I was interviewed today for this afternoon's edition of Marketplace; of course you never know if they'll use it or not.
The topic was the strange — and to my mind wrongly decided — decision ordering massive disclosure of user YouTube video-viewing records in Viacom v. Google. For a very good explanation of most of the problems with the decision see EFF's Kurt Opsahl's discussion at Court Ruling Will Expose Viewing Habits of YouTube Users.
Based on the cursory discussion in the decision, I don't think the Judge read the Video Privacy Protection Act (aka “the Bork Bill”) right.
The decision is, if anything, worse than Opsahl says, in that the court also orders disclosure of information relating to “private” videos — videos marked for limited distribution — including the title and information about who uploaded them.

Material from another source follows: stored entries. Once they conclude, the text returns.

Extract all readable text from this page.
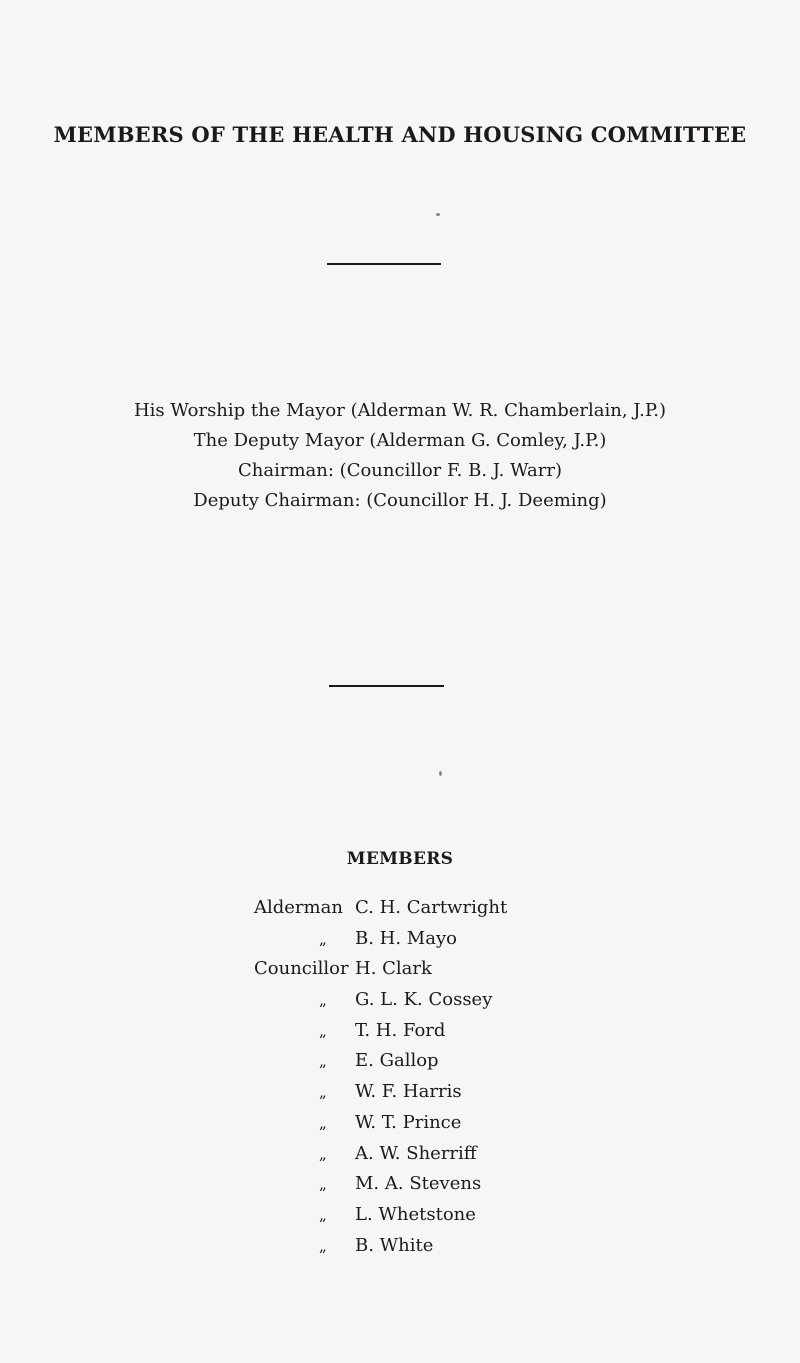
MEMBERS OF THE HEALTH AND HOUSING COMMITTEE
His Worship the Mayor (Alderman W. R. Chamberlain, J.P.)
The Deputy Mayor (Alderman G. Comley, J.P.)
Chairman: (Councillor F. B. J. Warr)
Deputy Chairman: (Councillor H. J. Deeming)
MEMBERS
Alderman C. H. Cartwright
„ B. H. Mayo
Councillor H. Clark
„ G. L. K. Cossey
„ T. H. Ford
„ E. Gallop
„ W. F. Harris
„ W. T. Prince
„ A. W. Sherriff
„ M. A. Stevens
„ L. Whetstone
„ B. White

While it may be the case that some of these videos are trying to share copyright protected materials under the radar, it is undoubtedly the case that many of these videos are (1) truly private and of very limited distribution and (2) the author would be identifiable from the associated information ordered to be disclosed. (The order also is opaque as to what sort of precautions if any Viacom would be required to take to prevent leakage of this data.)
There are some procedural obstacles to getting an immediate interlocutory appeal of this decision, but assuming they can be surmounted I think there's a strong chance of reversal before the 2nd Circuit.
This is only one of the first in what is sure to be a long series of fishing expeditions in the increasingly elaborate databases being created about our online behavior. It will get worse once our ISPs start tracking our every move in order, they will say, to better advertise to us. Video viewing records have the peculiar advantage of being protected by an unusually powerful statute, the so-called 'Bork Bill'. Many other records won't have that (although some will have ECPA), and that is an issue which needs urgent attention.
This order is probably broader than it appears at first reading… and that’s saying something.
The order provides:
Note that merely browsing to a site containing an embedded YouTube video will result in a HTTP GET request directed to YouTube’s servers. This request happens automatically, even if the video is not played. (Unless, of course, the user has configured their browser with NoScript or Flashblock, or is using a text-mode browser like Lynx.)
The order appears to require IP addresses and other log data for everyone who has ever merely browsed to a page where a YouTube video has been embedded. Everyone. Whether they played the video or not.
Now that’s a broad order.
I don’t read the order that way: I read it to require info about “each time a YouTube video has been viewed” — and I don’t think bringing up the still on an embedding counts as a “viewing”. Now, if you click on it…
Until and unless the judge clarifies his order, then the only reading of “view” that counts are the plaintiffs and defendants. I don’t know how expansively Viacom reads “view”, but I think there’s a good —plain English— argument that viewing the still is a “view”.
I’m certain that in other circumstances, Google would argue that the language of the YouTube Privacy Notice applies to viewing an embedded still:
It seems likely that HTTP GET requests are logged in the “Logging database” which is discussed on pp.11-14 of the order.
And the order granted “all data”.
To me, “all” reads as “all”
(Also, fwiw, I was mistaken earlier: Flashblock apparently does not stop the user’s browser from issuing a GET for Flash content. It merely prevents the Flash from running and keeps the user from viewing it.)